Впрочем, золотой след был теперь уже не просто след: это была в сущности настоящая золотая россыпь, и человек решил, после того как он доберется до жилы, вернуться назад и поработать на поверхности. Но все возрастающее богатство проб начинало его тревожить. К вечеру каждая промывка давала уже на три-четыре доллара золотого песка. Человек в замешательстве почесал затылок и посмотрел на куст мансаниты, росший немного выше по склону - примерно там, где должна была находиться вершина перевернутого "V". Покачав головой, он изрек пророческим тоном:
- Одно из двух, Билл, одно из двух.
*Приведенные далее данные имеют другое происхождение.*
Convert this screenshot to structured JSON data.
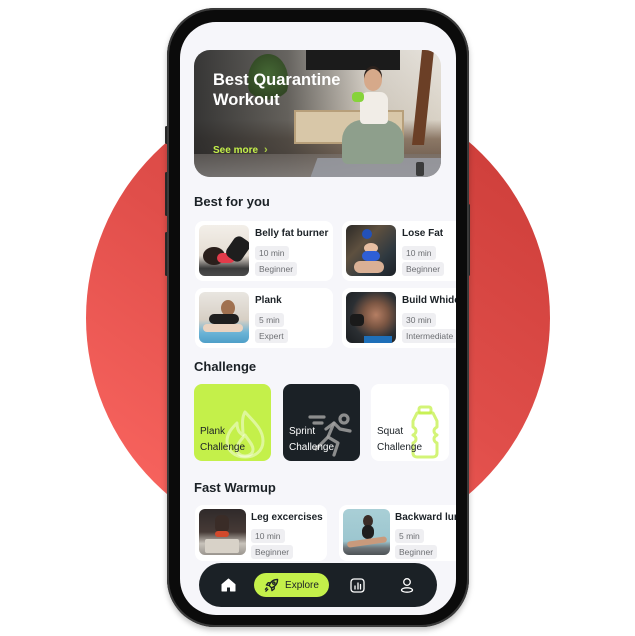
{
  "colors": {
    "accent": "#c4f04a",
    "dark": "#1b2126",
    "background": "#f6f6fa",
    "circle": "#e04e4a"
  },
  "hero": {
    "title": "Best Quarantine Workout",
    "link_label": "See more",
    "link_icon": "chevron-right-icon"
  },
  "best_for_you": {
    "title": "Best for you",
    "items": [
      {
        "title": "Belly fat burner",
        "duration": "10 min",
        "level": "Beginner"
      },
      {
        "title": "Lose Fat",
        "duration": "10 min",
        "level": "Beginner"
      },
      {
        "title": "Plank",
        "duration": "5 min",
        "level": "Expert"
      },
      {
        "title": "Build Whider",
        "duration": "30 min",
        "level": "Intermediate"
      }
    ]
  },
  "challenge": {
    "title": "Challenge",
    "items": [
      {
        "label": "Plank Challenge",
        "icon": "flame-icon"
      },
      {
        "label": "Sprint Challenge",
        "icon": "running-icon"
      },
      {
        "label": "Squat Challenge",
        "icon": "water-bottle-icon"
      }
    ]
  },
  "fast_warmup": {
    "title": "Fast Warmup",
    "items": [
      {
        "title": "Leg excercises",
        "duration": "10 min",
        "level": "Beginner"
      },
      {
        "title": "Backward lunge",
        "duration": "5 min",
        "level": "Beginner"
      }
    ]
  },
  "nav": {
    "items": [
      {
        "id": "home",
        "icon": "home-icon"
      },
      {
        "id": "explore",
        "icon": "rocket-icon",
        "label": "Explore",
        "active": true
      },
      {
        "id": "stats",
        "icon": "bar-chart-icon"
      },
      {
        "id": "profile",
        "icon": "user-icon"
      }
    ]
  }
}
Либо сударыня Жила растеряла все свое золото на этом откосе, либо она так богата, черт ее дери, что у тебя, пожалуй, силенок не хватит забрать ее всю с собой. Вот уж это будет беда так беда!.. А? Что ты скажешь? - фыркнул он, размышляя над столь приятной дилеммой.
Ночь застала человека у ручья. Глаза его напряженно боролись с надвигающимся мраком, когда он промывал последний лоток, в котором золотого песка было уже по меньшей мере на пять долларов.
- Жаль, фонарика нет - еще бы поработал, - промолвил он.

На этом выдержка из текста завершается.